Dwayne Johnson szczupły jak nigdy. Zdradza, co się dzieje
Dwayne “The Rock” Johnson zaskoczył ostatnio swoją odchudzoną sylwetką. Teraz zdradził, że ta zmiana jest związana z nową rolą. Aktor ponownie będzie współpracował z Bennym Safdiem, twórcą "Smashing Machine".

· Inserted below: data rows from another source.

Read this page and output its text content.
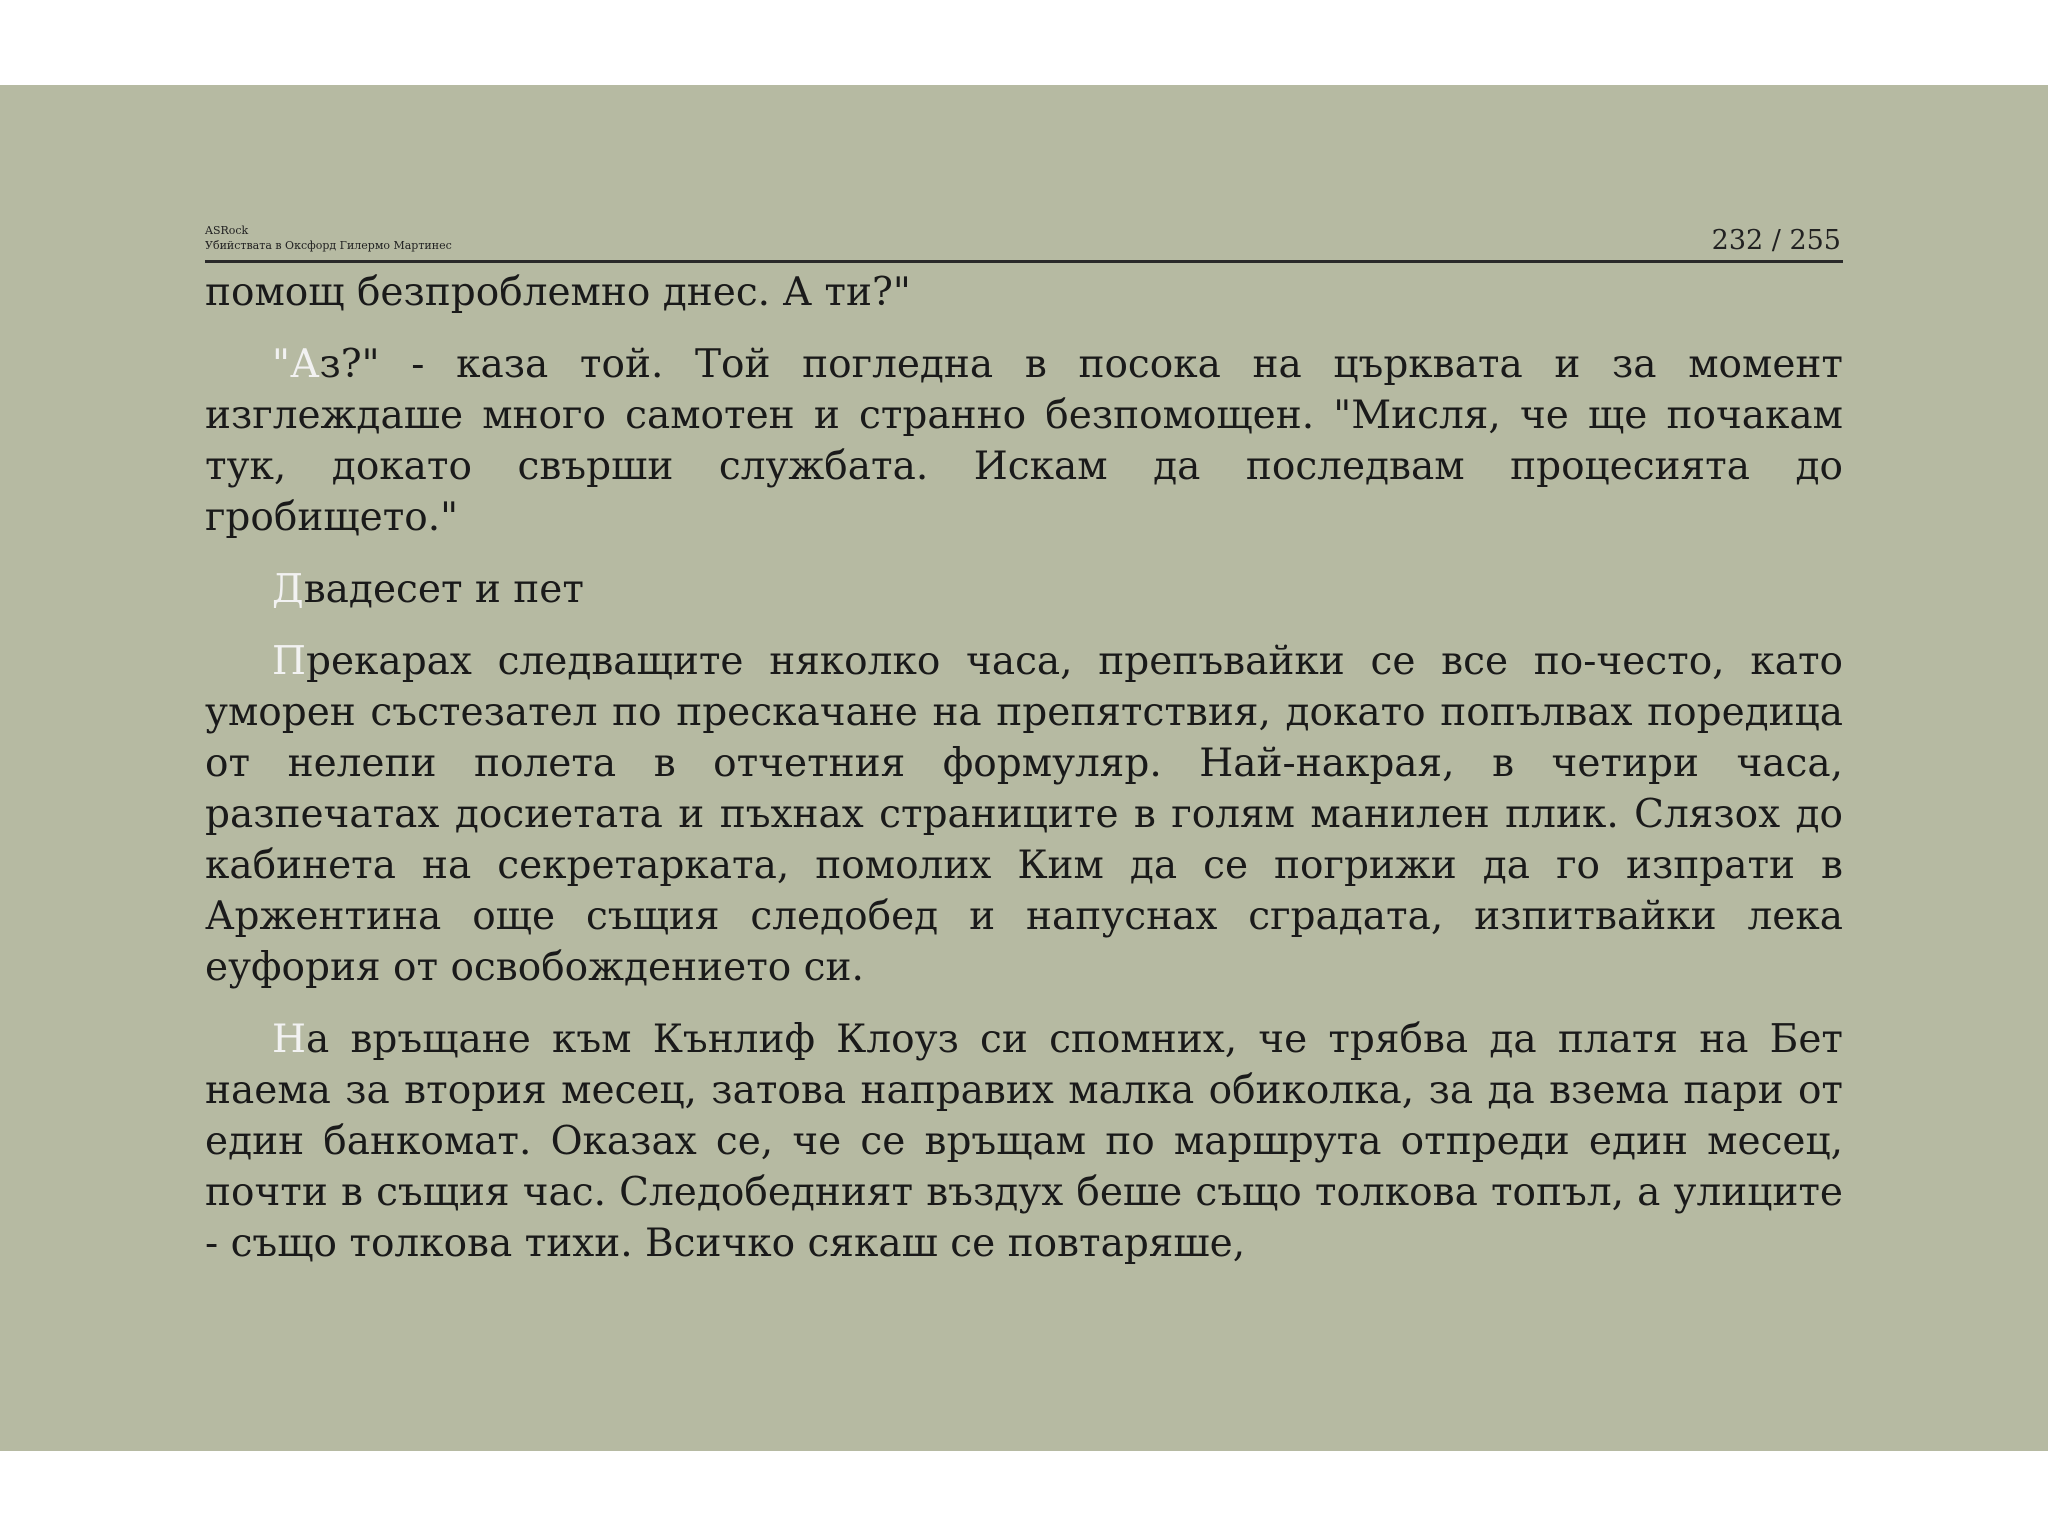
ASRock
Убийствата в Оксфорд Гилермо Мартинес	232 / 255

помощ безпроблемно днес. А ти?"

"Аз?" - каза той. Той погледна в посока на църквата и за момент изглеждаше много самотен и странно безпомощен. "Мисля, че ще почакам тук, докато свърши службата. Искам да последвам процесията до гробището."

Двадесет и пет

Прекарах следващите няколко часа, препъвайки се все по-често, като уморен състезател по прескачане на препятствия, докато попълвах поредица от нелепи полета в отчетния формуляр. Най-накрая, в четири часа, разпечатах досиетата и пъхнах страниците в голям манилен плик. Слязох до кабинета на секретарката, помолих Ким да се погрижи да го изпрати в Аржентина още същия следобед и напуснах сградата, изпитвайки лека еуфория от освобождението си.

На връщане към Кънлиф Клоуз си спомних, че трябва да платя на Бет наема за втория месец, затова направих малка обиколка, за да взема пари от един банкомат. Оказах се, че се връщам по маршрута отпреди един месец, почти в същия час. Следобедният въздух беше също толкова топъл, а улиците - също толкова тихи. Всичко сякаш се повтаряше,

Dwayne “The Rock” Johnson, znany z imponującej muskulatury, przeszedł sporą metamorfozę. Fani zauważyli, że jest dużo smuklejszy niż zazwyczaj. Aktor ujawnił podczas Międzynarodowego Festiwalu Filmowego w Toronto, że zmiana ta jest związana z jego nową rolą w filmie "Lizard Music" w reżyserii Benny'ego Safdiego. Aktor musiał zrzucić wagę po wcześniejszym przybraniu masy do filmu "Smashing Machine", również w reżyserii Safdiego, który ma mieć premierę w październiku.
– Jestem podekscytowany, bo mam szansę ponownie się przekształcić, tak jak to było w przypadku "Smashing Machine". Nie mogę się doczekać – powiedział Johnson, cytowany przez "People". 53-letni aktor zażartował, że jego nowa dieta polega na jedzeniu "mniej kurczaka".
Dalsza część artykułu pod materiałem wideo
John Cena i Priyanka Chopra w "Sojusznikach"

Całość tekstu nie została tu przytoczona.